There had to be a limit and in five minutes I'd open up the set and keep sending fifteens: Situation contained but leaving station. London was in a panic or they wouldn't have pushed me into this kind of position but if I could get out to Heng-kang Chou and delay the action for eight or nine hours till nightfall and take it up again from there they'd still have a live executive in the field and total security in the target zone. If I gave it more than another five minutes on board this rig they'd have a dead duck.

09.44.

The riveter stopped and I hit the set with twos.

He came in straight away with another question but I didn't answer it. I told him the situation was too insecure and I had to leave station.

He asked for a repeat and that brought the sweat out again.

We were throwing each other contractions for this exchange: the phrasing was right out of the book because the executive was in a red sector and had to get out and the director was having to decide whether to let him go or punch in a priority signal when he had him on the air. Contractions take very little time indeed but I didn't have any to spare because my instinct was yelling at me to get the hell out of this death-trap: send him fifteens and shut down the set and drop into the sea and pull out.

10.

Priority message.

Blast his eyes.

I waited.

He wasn't going to ask me for time while he talked to London. He didn't have to. He'd already done that.
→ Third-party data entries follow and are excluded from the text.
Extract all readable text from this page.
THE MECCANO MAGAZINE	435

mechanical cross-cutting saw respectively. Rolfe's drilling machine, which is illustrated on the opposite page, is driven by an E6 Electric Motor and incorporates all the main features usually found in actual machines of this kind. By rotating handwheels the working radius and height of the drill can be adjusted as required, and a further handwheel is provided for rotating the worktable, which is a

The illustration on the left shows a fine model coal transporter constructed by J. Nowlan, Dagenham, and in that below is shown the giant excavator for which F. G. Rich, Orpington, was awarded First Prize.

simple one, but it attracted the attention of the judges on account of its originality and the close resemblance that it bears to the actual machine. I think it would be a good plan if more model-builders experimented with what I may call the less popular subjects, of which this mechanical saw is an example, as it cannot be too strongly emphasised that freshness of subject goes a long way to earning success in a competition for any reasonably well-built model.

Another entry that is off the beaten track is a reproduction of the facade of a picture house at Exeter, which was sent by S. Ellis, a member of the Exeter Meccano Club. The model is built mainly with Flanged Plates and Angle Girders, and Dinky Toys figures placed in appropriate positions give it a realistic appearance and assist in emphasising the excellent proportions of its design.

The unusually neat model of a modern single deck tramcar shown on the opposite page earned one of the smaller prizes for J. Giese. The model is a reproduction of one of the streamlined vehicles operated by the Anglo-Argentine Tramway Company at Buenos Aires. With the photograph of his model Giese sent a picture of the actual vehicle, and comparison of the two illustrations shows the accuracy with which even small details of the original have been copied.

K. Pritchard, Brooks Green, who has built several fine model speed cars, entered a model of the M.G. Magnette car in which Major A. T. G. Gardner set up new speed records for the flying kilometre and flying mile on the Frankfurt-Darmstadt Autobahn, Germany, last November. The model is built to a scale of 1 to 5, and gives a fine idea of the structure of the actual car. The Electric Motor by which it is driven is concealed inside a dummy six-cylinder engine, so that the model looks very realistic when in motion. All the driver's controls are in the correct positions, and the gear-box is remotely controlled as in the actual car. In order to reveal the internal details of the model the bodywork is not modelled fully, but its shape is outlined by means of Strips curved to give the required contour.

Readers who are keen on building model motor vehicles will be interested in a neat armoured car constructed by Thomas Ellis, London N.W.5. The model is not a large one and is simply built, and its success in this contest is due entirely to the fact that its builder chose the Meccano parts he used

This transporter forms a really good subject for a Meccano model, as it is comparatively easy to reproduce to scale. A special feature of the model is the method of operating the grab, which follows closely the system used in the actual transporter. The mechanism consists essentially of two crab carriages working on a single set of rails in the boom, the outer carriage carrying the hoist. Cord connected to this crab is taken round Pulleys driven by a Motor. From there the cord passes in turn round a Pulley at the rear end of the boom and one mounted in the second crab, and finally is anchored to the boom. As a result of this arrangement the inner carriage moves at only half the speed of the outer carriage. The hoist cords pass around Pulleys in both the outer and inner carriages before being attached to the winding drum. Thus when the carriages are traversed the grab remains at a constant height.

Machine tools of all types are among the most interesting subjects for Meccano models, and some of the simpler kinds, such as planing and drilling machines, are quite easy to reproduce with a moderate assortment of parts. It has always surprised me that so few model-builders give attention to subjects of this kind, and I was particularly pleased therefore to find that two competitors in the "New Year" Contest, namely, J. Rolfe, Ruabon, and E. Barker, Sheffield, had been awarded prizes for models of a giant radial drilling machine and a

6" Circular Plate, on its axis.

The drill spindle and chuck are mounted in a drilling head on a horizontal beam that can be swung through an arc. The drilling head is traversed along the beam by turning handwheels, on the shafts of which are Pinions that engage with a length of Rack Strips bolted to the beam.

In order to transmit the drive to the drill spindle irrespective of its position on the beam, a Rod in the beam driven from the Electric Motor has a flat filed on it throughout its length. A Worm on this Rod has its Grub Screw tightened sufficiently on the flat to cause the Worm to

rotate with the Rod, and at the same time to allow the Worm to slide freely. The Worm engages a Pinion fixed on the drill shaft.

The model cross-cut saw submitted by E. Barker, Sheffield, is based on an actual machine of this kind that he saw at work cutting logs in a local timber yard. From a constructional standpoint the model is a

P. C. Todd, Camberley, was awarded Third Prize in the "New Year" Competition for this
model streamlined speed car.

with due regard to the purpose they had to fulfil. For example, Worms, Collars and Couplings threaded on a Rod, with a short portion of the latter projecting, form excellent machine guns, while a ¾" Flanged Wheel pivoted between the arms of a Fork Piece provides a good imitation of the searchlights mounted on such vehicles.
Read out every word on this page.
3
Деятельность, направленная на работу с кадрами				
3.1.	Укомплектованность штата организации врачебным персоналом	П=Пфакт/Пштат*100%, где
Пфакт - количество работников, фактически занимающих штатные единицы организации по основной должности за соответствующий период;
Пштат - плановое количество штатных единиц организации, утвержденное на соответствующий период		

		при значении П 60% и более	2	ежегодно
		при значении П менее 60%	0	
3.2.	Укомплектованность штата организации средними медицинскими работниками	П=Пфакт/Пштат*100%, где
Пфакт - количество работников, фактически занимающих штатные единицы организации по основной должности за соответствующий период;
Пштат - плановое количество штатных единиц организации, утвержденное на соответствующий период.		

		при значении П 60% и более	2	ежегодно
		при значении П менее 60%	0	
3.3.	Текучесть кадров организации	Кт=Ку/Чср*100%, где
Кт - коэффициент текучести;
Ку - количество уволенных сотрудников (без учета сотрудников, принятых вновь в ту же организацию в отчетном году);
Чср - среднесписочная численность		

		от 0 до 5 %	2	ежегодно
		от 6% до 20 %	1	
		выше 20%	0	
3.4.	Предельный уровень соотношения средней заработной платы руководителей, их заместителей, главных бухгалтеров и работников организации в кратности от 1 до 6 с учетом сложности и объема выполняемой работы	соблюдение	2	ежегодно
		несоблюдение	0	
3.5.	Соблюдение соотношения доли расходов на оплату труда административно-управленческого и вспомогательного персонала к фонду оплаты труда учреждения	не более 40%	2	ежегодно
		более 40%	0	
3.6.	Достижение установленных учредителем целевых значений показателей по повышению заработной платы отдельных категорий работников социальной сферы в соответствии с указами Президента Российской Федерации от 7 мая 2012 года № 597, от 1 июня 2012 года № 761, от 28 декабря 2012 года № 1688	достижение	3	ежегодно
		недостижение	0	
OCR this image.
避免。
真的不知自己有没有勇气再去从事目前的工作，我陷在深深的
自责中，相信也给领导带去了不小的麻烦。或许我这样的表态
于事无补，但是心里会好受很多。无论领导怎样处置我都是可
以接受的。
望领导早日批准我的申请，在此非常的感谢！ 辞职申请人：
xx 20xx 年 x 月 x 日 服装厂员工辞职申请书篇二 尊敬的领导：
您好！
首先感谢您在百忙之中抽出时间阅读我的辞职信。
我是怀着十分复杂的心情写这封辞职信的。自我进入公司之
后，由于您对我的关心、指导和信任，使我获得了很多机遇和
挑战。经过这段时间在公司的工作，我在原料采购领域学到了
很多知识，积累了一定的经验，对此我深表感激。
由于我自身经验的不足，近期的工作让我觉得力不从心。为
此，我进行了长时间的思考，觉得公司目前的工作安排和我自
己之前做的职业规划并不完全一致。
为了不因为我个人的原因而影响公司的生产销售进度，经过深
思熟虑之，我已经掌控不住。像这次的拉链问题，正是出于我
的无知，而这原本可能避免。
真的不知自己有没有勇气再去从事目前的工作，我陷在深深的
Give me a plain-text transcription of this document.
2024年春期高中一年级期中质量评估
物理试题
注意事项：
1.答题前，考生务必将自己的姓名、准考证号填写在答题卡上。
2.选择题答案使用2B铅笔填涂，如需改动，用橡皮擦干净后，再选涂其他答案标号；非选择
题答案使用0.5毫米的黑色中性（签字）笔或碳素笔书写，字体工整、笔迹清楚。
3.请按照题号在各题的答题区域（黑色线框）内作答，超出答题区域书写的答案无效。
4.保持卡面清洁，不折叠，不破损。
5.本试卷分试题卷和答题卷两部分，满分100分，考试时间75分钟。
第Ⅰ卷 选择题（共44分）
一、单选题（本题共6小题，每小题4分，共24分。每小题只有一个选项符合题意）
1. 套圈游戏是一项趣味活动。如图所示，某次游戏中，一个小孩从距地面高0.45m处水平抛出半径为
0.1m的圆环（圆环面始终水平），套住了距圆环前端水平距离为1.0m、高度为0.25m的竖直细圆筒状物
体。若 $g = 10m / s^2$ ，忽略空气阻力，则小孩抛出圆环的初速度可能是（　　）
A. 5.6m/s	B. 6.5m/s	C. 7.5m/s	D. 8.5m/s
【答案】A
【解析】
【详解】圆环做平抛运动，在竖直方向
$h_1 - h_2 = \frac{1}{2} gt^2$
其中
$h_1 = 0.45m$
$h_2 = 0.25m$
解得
Basic contractions: 2–8 — 0.

Executive will withdraw objective from target zone.

The objective was normally a file or a document or a chunk of strictly hush electronics but this time it was a man and what they were asking me to do was bring Tewson off the rig.

Chapter Fourteen: FLOTSAM

Something moved away from me in the sand as my fins touched the sea bed, and a flash of silver showed against the pontoon as a group of pomfret took refuge.

The depth on the gauge was 106 feet and I was aware of the pressure here at 4 atmospheres. Movement felt heavy and the silence brooded. The light was diffused, scattering down from the surface and leaving no shadows where the pontoon legs stood braced on the sand. Visibility was twenty or thirty feet: the girders were sharply defined in the immediate vicinity but grew hazy on the other side of the pontoon, finally vanishing into the insubstantial wall where sight was halted.

I'd changed air tanks on the surface, buckling the full ones into the backpack as a routine safety measure and bringing the old ones down with me to leave here with the radio and some of the rations. There might not be fresh water on Heng-kang Chou and I was taking one quart along with me. The hammerlund would have to be left here and I'd been worrying about that but there wasn't any choice: if I took it to the island I'd be able to stay in signals with Ferris during the next nine hours and with minimum background interference, but the waterproof bag was showing signs of giving out and the two-mile trip wouldn't improve it. The radio was a component in the life-support chain of this operation and I'd have to leave it lashed to the rig with the other gear for picking up tonight.